Italy records first ‘indigenous’ case of dengue fever in 2024

Italian health authorities said on Thursday they recorded the first 'indigenous' case of dengue fever for 2024 after a patient who had not travelled abroad tested positive.

Italy records first 'indigenous' case of dengue fever in 2024

“The person who tested positive for dengue fever is in good clinical condition,” the provincial health authority of Brescia, northern Italy, said in a statement on Thursday.

The areas where the patient lived and worked have begun mosquito control measures, including setting mosquito traps, the agency said.

The head of the epidemiology department at Genoa’s San Martino Hospital, Matteo Bassetti, questioned whether it was indeed the first indigenous case of the year, or rather the first recognised one.

“By now, Dengue is an infection that must be clinically considered whenever there are suspicious symptoms, even outside of endemic areas,” Bassetti wrote on social media platform X.

Dengue is a viral disease causing a high fever. In rare cases, it can progress to more serious conditions resulting in severe bleeding.

Deaths are very rare.

An indigenous case means that the person has not recently travelled to regions of the world where the virus, which is transmitted from one person to another by tiger mosquitoes (Aedes albopictus), is widely circulating.

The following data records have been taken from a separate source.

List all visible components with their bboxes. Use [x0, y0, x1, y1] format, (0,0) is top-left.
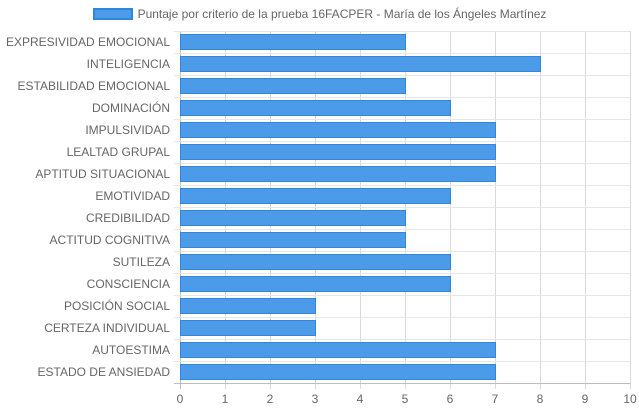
bar	[180, 166, 496, 182]
bar	[180, 364, 496, 380]
y-tick-label: IMPULSIVIDAD	[85, 123, 170, 137]
x-tick-label: 10	[623, 392, 637, 406]
x-tick-label: 1	[222, 392, 229, 406]
x-tick-label: 4	[357, 392, 364, 406]
bar	[180, 276, 451, 292]
y-tick-label: ESTABILIDAD EMOCIONAL	[18, 79, 171, 93]
x-tick-label: 9	[582, 392, 589, 406]
bar	[180, 78, 406, 94]
x-tick-label: 5	[402, 392, 409, 406]
legend-swatch	[92, 8, 133, 20]
y-tick-label: EMOTIVIDAD	[95, 189, 170, 203]
y-tick-label: LEALTAD GRUPAL	[67, 145, 171, 159]
x-tick-label: 3	[312, 392, 319, 406]
x-tick-label: 0	[177, 392, 184, 406]
y-tick-label: POSICIÓN SOCIAL	[64, 298, 170, 313]
y-tick-label: ACTITUD COGNITIVA	[50, 233, 170, 247]
x-tick-label: 2	[267, 392, 274, 406]
y-tick-label: EXPRESIVIDAD EMOCIONAL	[6, 35, 170, 49]
y-tick-label: DOMINACIÓN	[92, 100, 170, 115]
y-tick-label: AUTOESTIMA	[92, 343, 170, 357]
bar	[180, 122, 496, 138]
bar	[180, 144, 496, 160]
bar	[180, 232, 406, 248]
bar	[180, 298, 316, 314]
bar	[180, 188, 451, 204]
y-tick-label: INTELIGENCIA	[87, 57, 170, 71]
bar	[180, 254, 451, 270]
legend[interactable]: Puntaje por criterio de la prueba 16FACP…	[0, 7, 639, 21]
y-tick-label: SUTILEZA	[113, 255, 170, 269]
y-tick-label: CONSCIENCIA	[87, 277, 170, 291]
bar	[180, 56, 541, 72]
x-tick-label: 6	[447, 392, 454, 406]
bar	[180, 100, 451, 116]
bar	[180, 34, 406, 50]
bar	[180, 342, 496, 358]
x-tick-label: 7	[492, 392, 499, 406]
y-tick-label: APTITUD SITUACIONAL	[35, 167, 170, 181]
bar	[180, 320, 316, 336]
legend-label: Puntaje por criterio de la prueba 16FACP…	[137, 7, 547, 21]
bar	[180, 210, 406, 226]
y-tick-label: ESTADO DE ANSIEDAD	[38, 365, 171, 379]
x-tick-label: 8	[537, 392, 544, 406]
y-tick-label: CERTEZA INDIVIDUAL	[44, 321, 170, 335]
y-tick-label: CREDIBILIDAD	[86, 211, 170, 225]
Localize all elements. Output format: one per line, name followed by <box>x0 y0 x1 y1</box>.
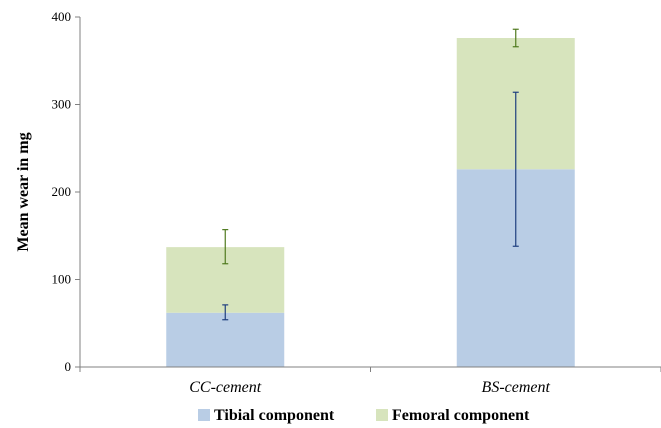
y-tick-label-400: 400 <box>52 9 72 24</box>
y-axis-label: Mean wear in mg <box>15 132 32 251</box>
legend-swatch-tibial <box>198 409 210 421</box>
legend-swatch-femoral <box>376 409 388 421</box>
y-tick-label-200: 200 <box>52 184 72 199</box>
bar-tibial-cc-cement <box>166 312 285 367</box>
y-tick-label-300: 300 <box>52 97 72 112</box>
y-tick-label-0: 0 <box>65 359 72 374</box>
x-category-label-cc-cement: CC-cement <box>189 379 262 396</box>
y-tick-label-100: 100 <box>52 272 72 287</box>
plot-area: 0 100 200 300 400 CC-cement BS-cement <box>52 9 661 396</box>
legend: Tibial component Femoral component <box>198 407 530 424</box>
x-category-label-bs-cement: BS-cement <box>482 379 551 396</box>
legend-label-femoral: Femoral component <box>392 407 530 424</box>
legend-label-tibial: Tibial component <box>214 407 335 424</box>
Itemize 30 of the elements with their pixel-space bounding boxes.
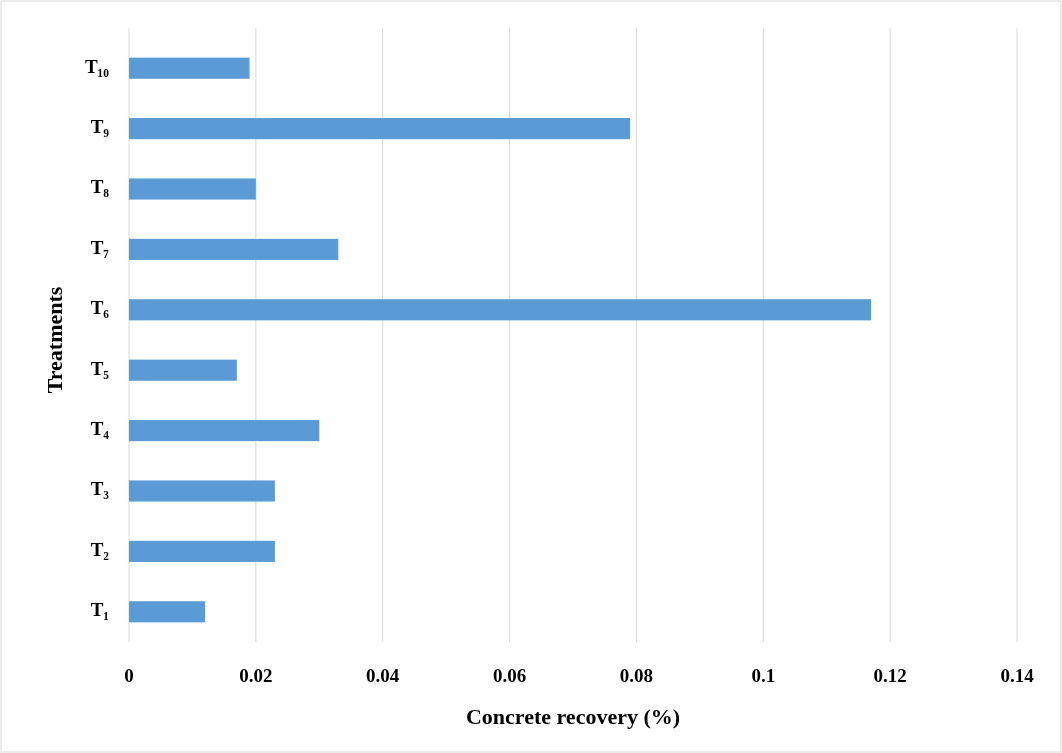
x-tick-label: 0.02 (239, 665, 273, 686)
bar (129, 540, 275, 562)
y-tick-label: T₇ (90, 236, 110, 258)
bar (129, 359, 237, 381)
x-tick-label: 0.08 (619, 665, 654, 686)
x-tick-label: 0.04 (366, 665, 400, 686)
y-tick-label: T₁ (90, 599, 109, 621)
y-axis-title: Treatments (42, 286, 67, 394)
y-tick-label: T₄ (90, 417, 110, 439)
bar (129, 118, 631, 140)
bar (129, 420, 320, 442)
bar (129, 238, 339, 260)
y-tick-label: T₉ (90, 115, 110, 137)
bar (129, 480, 275, 502)
x-axis-title: Concrete recovery (%) (465, 704, 681, 729)
y-tick-label: T₂ (90, 538, 110, 560)
bar (129, 57, 250, 79)
y-tick-label: T₅ (90, 357, 110, 379)
y-tick-label: T₆ (90, 297, 110, 319)
bar (129, 178, 256, 200)
x-tick-label: 0.14 (1000, 665, 1035, 686)
x-tick-label: 0.12 (873, 665, 907, 686)
y-tick-label: T₃ (90, 478, 110, 500)
y-tick-label: T₁₀ (84, 55, 110, 77)
x-tick-label: 0.06 (492, 665, 527, 686)
y-tick-label: T₈ (90, 176, 110, 198)
x-tick-label: 0.1 (751, 665, 776, 686)
bar (129, 299, 872, 321)
x-tick-label: 0 (124, 665, 134, 686)
bar (129, 601, 206, 623)
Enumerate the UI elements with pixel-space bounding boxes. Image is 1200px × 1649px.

The presence of those mosquitoes have been increasing in several southern European countries, including Italy, France and Spain.

The World Health Organization has said the rise has been partly fuelled by climate change and weather phenomena in which heavy rain, humidity and higher temperatures favour mosquitoes’ reproduction and transmission of the virus.

In 2023, Italy recorded more than 80 indigenous cases, while France had about fifty, according to the WHO.

Cases in which the person is infected abroad number in the hundreds.